Davalı vekili, müvekkilinin kar amacı gütmeyen ve asla ticari düşüncede olmayan saygın bir meslek örgütü olduğunu, müvekkilinin davacının hiçbir standardını, logosunu, adını, sanını ve bununla beraber iddia edilen … standartlarını kullanmadığını, müvekkili Federasyonun üyelerinin de çevirmenlik dernekleri olduğunu, davacının,…Federasyonunun üye derneklerinin üyelerine verdikleri kayıt yeterlilik belgeleri ve kimliklerinin tüm fotoğraflarını sanki delilmiş gibi dava dosyasına koyarak yerel mahkemeyi yanıltmak istediğini, bu resimlere bakıldığında, bunların yeterlilik ve kayıt belgeleri olduğunun ve ne … ne de bir başka kurumla ilgisi olmadığının, sadece müvekkilinin dil bilgisi ile ilgili olduklarının ve üzerlerinde “Bila ücret=Ücretsiz” yazdığının açıkça görüldüğünü, müvekkilinin ne davacının markasını, ne logosunu ne de onu çağrıştıran herhangi bir amblemi kullanmadığını, zaten uluslar arası yabancı dil ve diller ya da uluslar arası tercümanlık ile ilgili davacının hiçbir standartının olmadığını, müvekkili Federasyonun uluslararası bir tercüme ve diller federasyonu olduğunu, bu nedenle davacının iddia ettiği hiçbir belgeye, hiçbir şekilde ve hiçbir ortamda ihtiyacı olmadığını, müvekkilinin maddi veya manevi kazanç elde etmediğinin bilirkişi raporlarında da sabitken ilk derece mahkemesinin davanın kısmen kabulüne karar vermesinin yasaya ve hukuka aykırı olduğunu ileri sürerek, ilk derece mahkemesi kararının kaldırılmasını ve davanın tümden reddine karar verilmesini istemiştir.

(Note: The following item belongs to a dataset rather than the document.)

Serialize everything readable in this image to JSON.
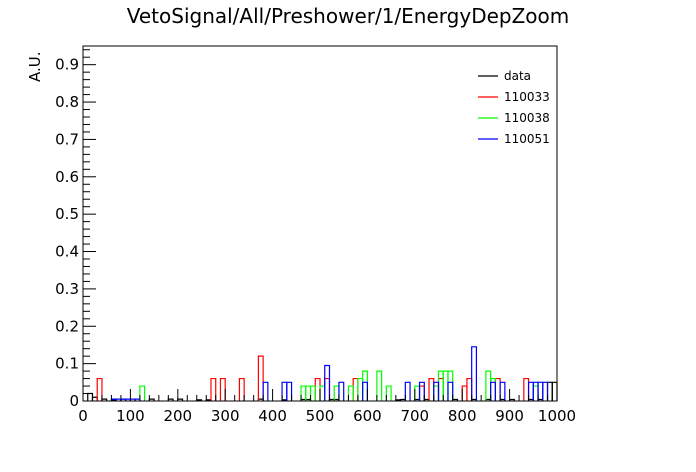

GEREKÇE : Dava, markaya tecavüz nedeniyle maddi ve manevi tazminat ile haksız rekabetin tespiti ve önlenmesi istemlerine ilişkindir.
İnceleme, 6100 sayılı HMK’nın 355. madde hükmü uyarınca istinaf dilekçesinde belirtilen sebeplerle sınırlı olarak ve kamu düzenine aykırı hususların olup olmadığı gözetilerek yapılmıştır.
Dosya kapsamı, mevcut delil durumu ve ileri sürülen istinaf sebepleri dikkate alındığında mahkemenin vakıa ve hukuki değerlendirmesinde usul ve esas yönünden yasaya aykırılık bulunmadığı, her ne kadar davalı tarafça kendisine verilen bir haftalık kesin süreden sonra istinaf nispi karar ve ilam harcı yatırılmış ise de davalı tarafa çıkarılan muhtıranın, tebligat zarfı üzerine meşruhat yazılmak suretiyle gönderildiği, oysa Yargıtay 11. Hukuk Dairesinin 31.05.2021 tarih, 2021/3380-4584 E.K. sayılı ilamında belirtildiği üzere muhtıranın geçerli olabilmesi için evrakta, mahkeme hakiminin onayının bulunması ve harç ve masrafların yatırılacağı yerin doğru olarak gösterilmesi gerektiği, buna göre tebligata şerh düşülmek suretiyle yapılan bildirimin geçerli olmadığı ve davalının süresi içinde istinaf nispi karar ve ilam harcını yatırdığının kabulünde zorunluk bulunduğu, davacı adına tescilli “…” markasının, davalı tarafça düzenlenen belgelerde markasal olarak kullanıldığı, davalının bu eyleminin markaya tecavüz ve haksız rekabet teşkil ettiği, davalının bu belgelerden kazanç elde etmemesinin de eylemi hukuka uygun hale getirmeyeceği, talep edilebilecek maddi tazminatın usulünce belirlendiği, mahkemece takdir edilen manevi tazminatın da somut olayın özelliklerine ve hakkaniyete uygun bulunduğu, talep edilmesine rağmen ilk derece mahkemesince hüküm altına tazminatlara faiz işletilmemiş ise de davacı tarafça bu yönden bir istinaf itirazı ileri sürülmediği anlaşılmakla, taraf vekillerinin istinaf başvurusunun esas yönünden reddine dair hüküm kurmak gerekmiştir.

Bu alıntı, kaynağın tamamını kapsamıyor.